L'arabe face au grec (4) : Les décennies décisives (fin de l'époque omeyyade) (début)

La situation va changer dans la première moitié du viiie siècle, qui est une période charnière dans le processus d’arabisation de l’Égypte où se joue le renversement des rapports entre grec et arabe au profit de ce dernier que l’époque abbasside verra triompher irréversiblement.

Nous avons pour les trois premières décennies du viiie siècle un ensemble de papyrus exceptionnel par son volume et par les informations qu’il nous livre sur l’usage des langues à l’époque omeyyade : les archives de Basilios, diœcète (= pagarque) d’Aphroditô. Si elles témoignent de continuités par rapport à la situation précédente, nous n’en voyons pas moins émerger des nouveautés, principalement l’usage de l’arabe pour les lettres (et pas seulement les entagia) que le gouverneur envoie au pagarque.

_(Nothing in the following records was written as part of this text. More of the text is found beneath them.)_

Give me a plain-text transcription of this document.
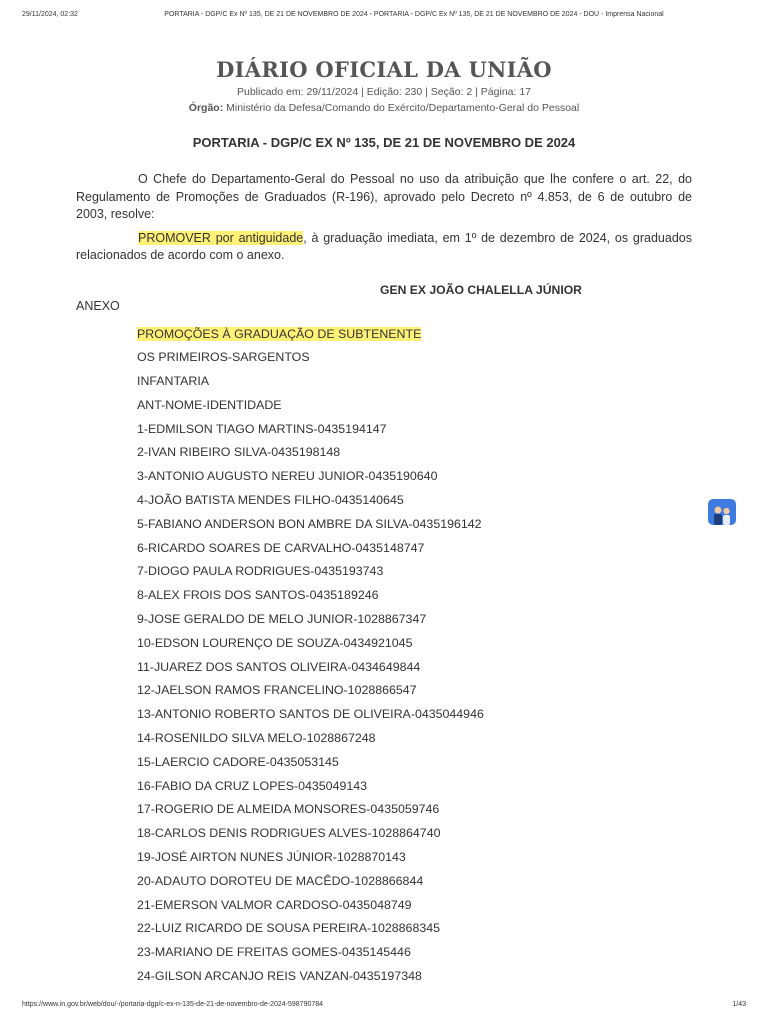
29/11/2024, 02:32	PORTARIA - DGP/C Ex Nº 135, DE 21 DE NOVEMBRO DE 2024 - PORTARIA - DGP/C Ex Nº 135, DE 21 DE NOVEMBRO DE 2024 - DOU - Imprensa Nacional
DIÁRIO OFICIAL DA UNIÃO
Publicado em: 29/11/2024 | Edição: 230 | Seção: 2 | Página: 17
Órgão: Ministério da Defesa/Comando do Exército/Departamento-Geral do Pessoal
PORTARIA - DGP/C EX Nº 135, DE 21 DE NOVEMBRO DE 2024

O Chefe do Departamento-Geral do Pessoal no uso da atribuição que lhe confere o art. 22, do Regulamento de Promoções de Graduados (R-196), aprovado pelo Decreto nº 4.853, de 6 de outubro de 2003, resolve:

PROMOVER por antiguidade, à graduação imediata, em 1º de dezembro de 2024, os graduados relacionados de acordo com o anexo.

GEN EX JOÃO CHALELLA JÚNIOR
ANEXO
PROMOÇÕES À GRADUAÇÃO DE SUBTENENTE
OS PRIMEIROS-SARGENTOS
INFANTARIA
ANT-NOME-IDENTIDADE
1-EDMILSON TIAGO MARTINS-0435194147
2-IVAN RIBEIRO SILVA-0435198148
3-ANTONIO AUGUSTO NEREU JUNIOR-0435190640
4-JOÃO BATISTA MENDES FILHO-0435140645
5-FABIANO ANDERSON BON AMBRE DA SILVA-0435196142
6-RICARDO SOARES DE CARVALHO-0435148747
7-DIOGO PAULA RODRIGUES-0435193743
8-ALEX FROIS DOS SANTOS-0435189246
9-JOSE GERALDO DE MELO JUNIOR-1028867347
10-EDSON LOURENÇO DE SOUZA-0434921045
11-JUAREZ DOS SANTOS OLIVEIRA-0434649844
12-JAELSON RAMOS FRANCELINO-1028866547
13-ANTONIO ROBERTO SANTOS DE OLIVEIRA-0435044946
14-ROSENILDO SILVA MELO-1028867248
15-LAERCIO CADORE-0435053145
16-FABIO DA CRUZ LOPES-0435049143
17-ROGERIO DE ALMEIDA MONSORES-0435059746
18-CARLOS DENIS RODRIGUES ALVES-1028864740
19-JOSÉ AIRTON NUNES JÚNIOR-1028870143
20-ADAUTO DOROTEU DE MACÊDO-1028866844
21-EMERSON VALMOR CARDOSO-0435048749
22-LUIZ RICARDO DE SOUSA PEREIRA-1028868345
23-MARIANO DE FREITAS GOMES-0435145446
24-GILSON ARCANJO REIS VANZAN-0435197348
https://www.in.gov.br/web/dou/-/portaria-dgp/c-ex-n-135-de-21-de-novembro-de-2024-598790784	1/43
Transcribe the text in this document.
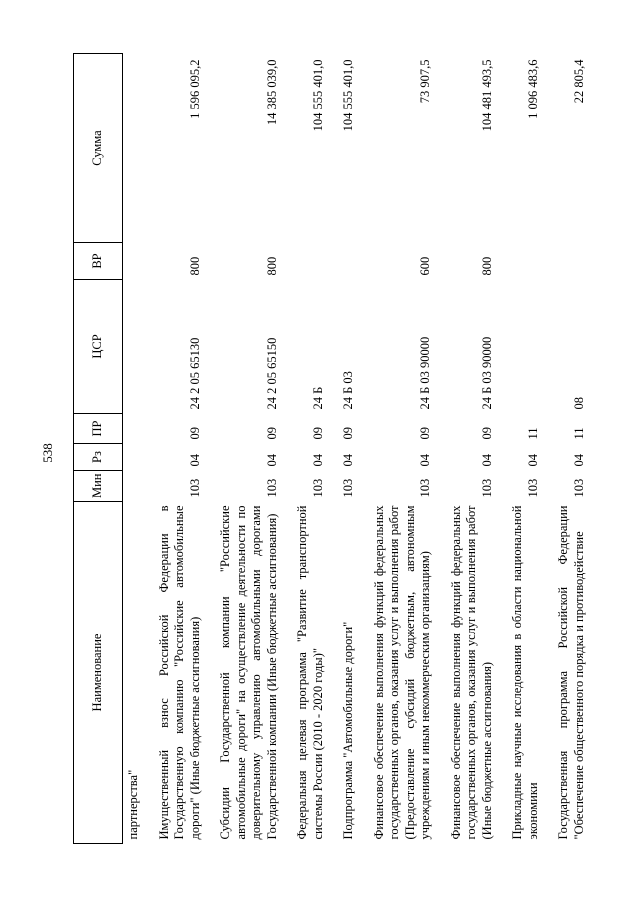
538
Наименование	Мин	Рз	ПР	ЦСР	ВР	Сумма
партнерства"						

Имущественный взнос Российской Федерации в Государственную компанию "Российские автомобильные дороги" (Иные бюджетные ассигнования)	103	04	09	24 2 05 65130	800	1 596 095,2

Субсидии Государственной компании "Российские автомобильные дороги" на осуществление деятельности по доверительному управлению автомобильными дорогами Государственной компании (Иные бюджетные ассигнования)	103	04	09	24 2 05 65150	800	14 385 039,0

Федеральная целевая программа "Развитие транспортной системы России (2010 - 2020 годы)"	103	04	09	24 Б		104 555 401,0

Подпрограмма "Автомобильные дороги"	103	04	09	24 Б 03		104 555 401,0

Финансовое обеспечение выполнения функций федеральных государственных органов, оказания услуг и выполнения работ (Предоставление субсидий бюджетным, автономным учреждениям и иным некоммерческим организациям)	103	04	09	24 Б 03 90000	600	73 907,5

Финансовое обеспечение выполнения функций федеральных государственных органов, оказания услуг и выполнения работ (Иные бюджетные ассигнования)	103	04	09	24 Б 03 90000	800	104 481 493,5

Прикладные научные исследования в области национальной экономики	103	04	11			1 096 483,6

Государственная программа Российской Федерации "Обеспечение общественного порядка и противодействие	103	04	11	08		22 805,4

Ces archives ont livré environ quarante lettres gouvernorales en arabe contre plus du double en grec. Depuis H. I. Bell (1910), il semblait acquis que chaque lettre arabe du gouverneur faisait l’objet d’une version grecque sur un autre feuillet et que les deux versions étaient envoyées ensemble au pagarque. Une telle procédure ne laisse cependant pas d’étonner. Par ailleurs, on est frappé par le mélange des langues à l’intérieur de chaque lettre (les grecques contiennent de l’arabe sous la forme d’une minute dans la marge supérieure et les arabes contiennent du grec sous la forme d’une note de réception sur le verso), ce qui en fait des objets linguistiquement assez complexes, tout comme semble complexe ou anormalement compliqué le système du double envoi bilingue. L’objection la plus sérieuse à la théorie du double envoi bilingue est que nous n’avons qu’une seule paire de lettre conservée que Bell considérait comme certaine. L’examen des deux textes nous a montré qu’elles ont bien été envoyées ensemble. Mais la possibilité que les lettres n’aient pas fonctionné toujours par paire et qu’elles aient été envoyées tantôt en arabe, tantôt – plus souvent – en grec nous a semblé devoir être sérieusement envisagée. Elle implique que les bureaux pagarchiques comme celui de Basileios étaient en mesure de traiter des lettres écrites en arabe, ce que les papyrus confirment en faisant allusion à la présence de « secrétaires arabes ».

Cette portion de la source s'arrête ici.